Kumar is yet to respond to queries The Telegraph had emailed to him yesterday and this evening.
An IPS officer confirmed that no ABVP member had been interrogated – the officers handling the case could not explain why.
The police and the university administration, however, insisted that the woods at JNU had been thoroughly and repeatedly searched. Additional deputy commissioner Nupur Prasad said: “The university’s forest area is constantly being searched by police with the help of JNU’s security personnel. Dogs have also been used in the search.”
Students’ union president Mohit Pandey said that three ABVP students – Vikrant, Ankit Kumar and Sunil Pratap – had come to Najeeb’s room, No. 106, on the first floor of Mahi Hostel at 11.30pm on October 14 to campaign for the hostel elections.
When the noise of a scuffle drew other hostel inmates to the room, they allegedly saw three students assaulting Najeeb and separated them. But then they saw some 10-12 others – ABVP members and alleged outsiders – coming up the stairs towards them and locked Najeeb in his room for his own safety, Pandey said.
The room was unlocked when a G4S security guard arrived from the hostel gate. The inmates, the guard and Najeeb, bleeding from the nose and mouth, set off towards the wardens’ ground-floor office but the attackers assaulted Najeeb again, hostel resident Shahid Raza said. Somehow, the inmates locked Najeeb again in a washroom and blocked the entrance, waiting for senior warden Sushil Kumar to arrive at the hostel.
When he did, the students walked to his office with Najeeb amid constant abuse and threats from the attackers, Pandey said. He added that the attackers also roughed up some other hostel inmates and Pandey himself, who had come to stop the violence.
Alok Singh, president of the ABVP unit at JNU, alleged that Najeeb had attacked and abused Vikrant and his two friends in a “hate crime” because Vikrant was wearing a sacred thread on his wrist.
He said the hostel’s three wardens had, after a meeting with student leaders including Pandey that night, initially decided to expel Najeeb as he had admitted to slapping Vikrant.
“We did not agree to his expulsion. The senior warden asked Najeeb to write down what had happened but he said he couldn’t remember,” Pandey said. “We requested the warden to defer the punishment until Najeeb was in a position to make a statement. He agreed.”

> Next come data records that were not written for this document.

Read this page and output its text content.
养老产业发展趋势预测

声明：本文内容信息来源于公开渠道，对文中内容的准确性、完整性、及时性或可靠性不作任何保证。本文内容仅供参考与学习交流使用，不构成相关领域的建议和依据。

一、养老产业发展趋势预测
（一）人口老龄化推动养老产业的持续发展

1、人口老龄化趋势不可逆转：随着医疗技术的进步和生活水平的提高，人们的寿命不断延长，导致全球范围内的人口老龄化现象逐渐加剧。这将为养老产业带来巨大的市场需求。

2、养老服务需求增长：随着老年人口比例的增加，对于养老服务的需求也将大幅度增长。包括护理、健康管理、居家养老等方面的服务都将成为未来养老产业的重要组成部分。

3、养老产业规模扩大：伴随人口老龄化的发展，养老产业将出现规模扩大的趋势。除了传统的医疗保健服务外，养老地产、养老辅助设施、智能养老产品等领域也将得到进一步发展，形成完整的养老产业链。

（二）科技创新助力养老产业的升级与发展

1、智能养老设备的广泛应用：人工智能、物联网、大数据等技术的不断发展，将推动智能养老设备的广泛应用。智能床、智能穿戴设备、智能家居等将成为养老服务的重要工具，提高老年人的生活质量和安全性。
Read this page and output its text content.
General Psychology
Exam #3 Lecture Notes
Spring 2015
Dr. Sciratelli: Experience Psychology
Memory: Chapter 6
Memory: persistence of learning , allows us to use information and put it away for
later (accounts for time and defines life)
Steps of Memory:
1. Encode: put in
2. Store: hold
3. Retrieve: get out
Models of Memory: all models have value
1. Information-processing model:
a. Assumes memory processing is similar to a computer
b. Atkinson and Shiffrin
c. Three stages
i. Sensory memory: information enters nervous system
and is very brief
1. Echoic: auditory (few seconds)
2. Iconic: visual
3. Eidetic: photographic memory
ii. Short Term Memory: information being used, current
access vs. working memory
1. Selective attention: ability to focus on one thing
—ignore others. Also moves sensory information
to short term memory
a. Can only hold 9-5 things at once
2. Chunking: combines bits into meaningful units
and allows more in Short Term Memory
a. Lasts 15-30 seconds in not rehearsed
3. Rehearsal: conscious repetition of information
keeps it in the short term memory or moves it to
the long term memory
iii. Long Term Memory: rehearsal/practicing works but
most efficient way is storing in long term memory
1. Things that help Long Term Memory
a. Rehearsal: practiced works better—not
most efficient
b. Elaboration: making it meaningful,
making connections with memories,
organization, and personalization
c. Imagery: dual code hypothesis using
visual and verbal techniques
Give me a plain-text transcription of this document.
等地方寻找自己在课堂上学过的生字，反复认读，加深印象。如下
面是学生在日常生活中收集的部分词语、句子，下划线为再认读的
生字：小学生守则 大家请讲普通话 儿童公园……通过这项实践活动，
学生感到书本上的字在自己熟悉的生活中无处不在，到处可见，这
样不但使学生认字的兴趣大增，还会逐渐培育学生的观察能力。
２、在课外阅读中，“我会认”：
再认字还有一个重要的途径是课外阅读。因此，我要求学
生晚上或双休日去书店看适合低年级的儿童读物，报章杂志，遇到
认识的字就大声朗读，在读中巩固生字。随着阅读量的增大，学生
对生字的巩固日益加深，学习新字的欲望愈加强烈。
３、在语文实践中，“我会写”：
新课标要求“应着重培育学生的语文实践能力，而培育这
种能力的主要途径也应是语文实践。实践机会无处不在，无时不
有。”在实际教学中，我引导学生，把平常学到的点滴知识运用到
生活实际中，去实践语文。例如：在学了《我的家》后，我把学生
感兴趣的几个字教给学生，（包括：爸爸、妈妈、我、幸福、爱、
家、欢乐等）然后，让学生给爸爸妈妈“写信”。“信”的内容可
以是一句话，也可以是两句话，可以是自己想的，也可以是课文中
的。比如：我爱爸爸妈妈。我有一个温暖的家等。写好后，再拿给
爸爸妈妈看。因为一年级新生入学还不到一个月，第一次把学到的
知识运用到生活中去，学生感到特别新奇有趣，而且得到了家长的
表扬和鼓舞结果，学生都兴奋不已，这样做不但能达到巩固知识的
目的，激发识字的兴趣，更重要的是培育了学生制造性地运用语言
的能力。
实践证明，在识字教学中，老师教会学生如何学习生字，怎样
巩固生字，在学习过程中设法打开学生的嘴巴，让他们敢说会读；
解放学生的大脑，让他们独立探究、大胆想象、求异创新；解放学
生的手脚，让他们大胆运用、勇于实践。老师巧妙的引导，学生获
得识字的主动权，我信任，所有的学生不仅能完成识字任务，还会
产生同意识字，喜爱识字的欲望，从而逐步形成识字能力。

The mother said that when her son had called at 2am, he mentioned that he had been to Safdarjung hospital, 6km from JNU. A friend of Najeeb later said he had been told by Pandey that when the hospital authorities suggested that he should register a police complaint, Najeeb said he was all right and he left.
Najeeb had reached JNU from Badaun 10 days earlier. He had done his graduation from Bareilly.
A question that is troubling some of his friends is how a young man, new to the capital, might have reacted once he was confronted with the possibilities of expulsion from the hostel and police proceedings.